From news reports, Mr. Meisel fears that some dental offices may have been wiped out.

"Some of the more hard hit areas include Belmar, N.J., and Atlantic City, that's a large area and we have members there," said Mr. Meisel. "In North Brunswick, we're nowhere near the shore. We have down power lines and a tree fell on my business manager's house, missing his wife by two feet. But the damage here is far less serious. I'm anticipating there will be some damage especially in coastal and low-lying areas from the storm surge, but we just don't know yet. For others it's likely they will be looking at business interruption from trees down and wind damage."

In addition to the damage, dentists have to worry about the financial side of their practice. Practices without power or that were flooded were obviously closed and dentists weren't seeing patients.

"When the power was restored, patients weren't coming in because there was still a shortage of fuel and nobody was going anywhere," Dr. Feldman said. "Also, the last thing on people's priority lists is to drive to the dentist for their regular checkup."

The state dental societies are particularly worried about dentists who didn't carry flood or other insurance to assist them in their recovery. Damage from water is not covered under a standard insurance policy; dentists needed to carry flood insurance, Dr. Feldman said.

"The vast number of members who didn't have offices directly on the shoreline didn't realize they were in a flood zone and had never flooded in the past so they didn't carry flood insurance," Dr. Feldman said.

The hope is that members had business interruption coverage, allowing them to continue paying their overhead costs, such as staff salaries, rent and other expenses. There is also concern over younger dentists with new loans who may not own their own practice but who are working in practices that have been closed because of the storm.

"Those dentists don't have any money coming in currently, thus making it difficult for them to keep up on their loans and daily living expenses," Dr. Feldman said.

The NYSDA is helping members process their insurance claims and offering dues waivers or an extension to pay their dues if they're in a difficult spot financially.

Dr. Maxine Feinberg, 4th District trustee who lives in New Jersey, praised all levels of the tripartite for their swift call to action to help members in need.

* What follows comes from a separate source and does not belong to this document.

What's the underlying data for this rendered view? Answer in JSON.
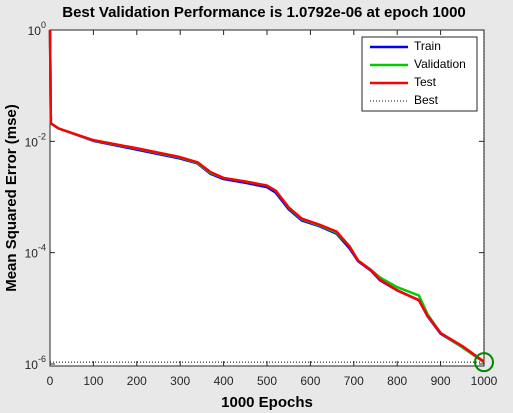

"The team response to Hurricane Sandy was an example of the tripartite system functioning at its best," said Dr. Feinberg, who lost power in her own home and had to stay at a friend's house for several days. "Now that the state societies have been able to regroup, they are filling in the gaps and reaching out to those who were most hard hit by the storms. This type of personal attention is what the membership value most. Even on the component level, the outreach has been phenomenal. Dentists who have power and are able have been assisting others who remain without power or offices by lending space and covering emergencies. This was a very grassroots effort fueled by our sense of camaraderie and concern for patients' well-being."

Efforts to help members in the Northeast will be ongoing and those who want to help should contact their local or state dental society or the ADA.

"At times like these, the phrase 'dental family' has no greater meaning," Dr. Faiella said. "The ADA and your state and local dental associations are determined to do all we can to help."